O monstro levou os dedos aos lábios, e o médico parou de falar no mesmo instante. Seu peito magrelo subia e descia rapidamente.

— Vou contar algumas histórias e a aula vai começar. Você deve falar sobre tudo. Tudo o que souber, tudo o que desconfiar, tudo o que supor — orientou o monstro. — Está pronto para essas histórias, dr. Silva?

— Estou — respondeu o médico.

Trecho de "A incendiária", de Stephen King.

Os nomes e algumas frases foram mudadas para evitar spoilers e se adequar à minha história.

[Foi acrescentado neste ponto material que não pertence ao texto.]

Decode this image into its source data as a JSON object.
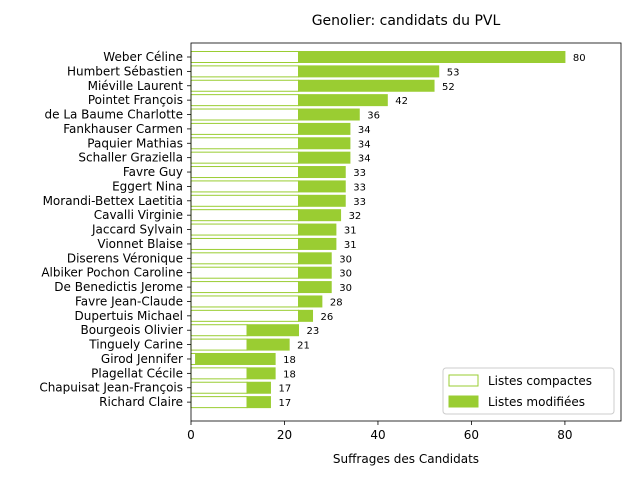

— Irma era uma mulher bonita, nos seus quarenta e poucos anos. Desejo de qualquer homem e invejada por quase todas as mulheres do vilarejo Estrela, ela atraía olhares de todos quando passava — começou o monstro. — Desde muito jovem aprendeu a viver. Ia e voltava sozinha da escola; era a menina de quem todos queriam ser amigos; nunca sentava sozinha para almoçar e sempre ajudava quem pedia: ela tentava mesmo sabendo ser impossível. Todos os dias ela tinha um sorriso estampado no rosto, com seus dentes perfeitamente alinhados e brancos. Mas esse sorriso muitas vezes era forçado. Estava ali para ninguém a atormentar procurando saber o que acontecia em sua vida. Estava ali para que ela pudesse fingir que tudo estava bem, que nada do que acontecia de fato acontecia. Às vezes é melhor fingir um sorriso do que contar a verdade.

"Ela ia o mais cedo possível para a escola e caminhava rápido. Na volta, saía o mais tarde possível e caminhava lentamente, quase parando; observava a paisagem, os pássaros, as pessoas, as casas, os sons. Tentava demorar o máximo para voltar para casa. Fazia o trajeto que poderia ser feito em vinte minutos em quase uma hora (às vezes passava disso, se realmente não quisesse voltar). Cheirava as flores, entrava nas lojas para ver as mercadorias, conversava com quem quer que puxasse assunto e não tinha pressa para acabar o papo, sentava no meio da rua para descansar. Caminhava a passos curtos e lentos, observava o céu e as nuvens (dava formas à elas: um cachorro, um tanque de guerra, uma cozinheira, uma pá, três ursos embolados, um saco de lixo com restos de comida apodrecendo) e apreciava o vento que batia em seu rosto. Nos dias mais frios, queria se esquentar no fogão à lenha da sala da sua casa, mas, ao lembrar do que acontecera na última vez, preferia se encolher em suas roupas, colocar as mãos nos bolsos e pegar um resfriado. Mas não voltava cedo para casa.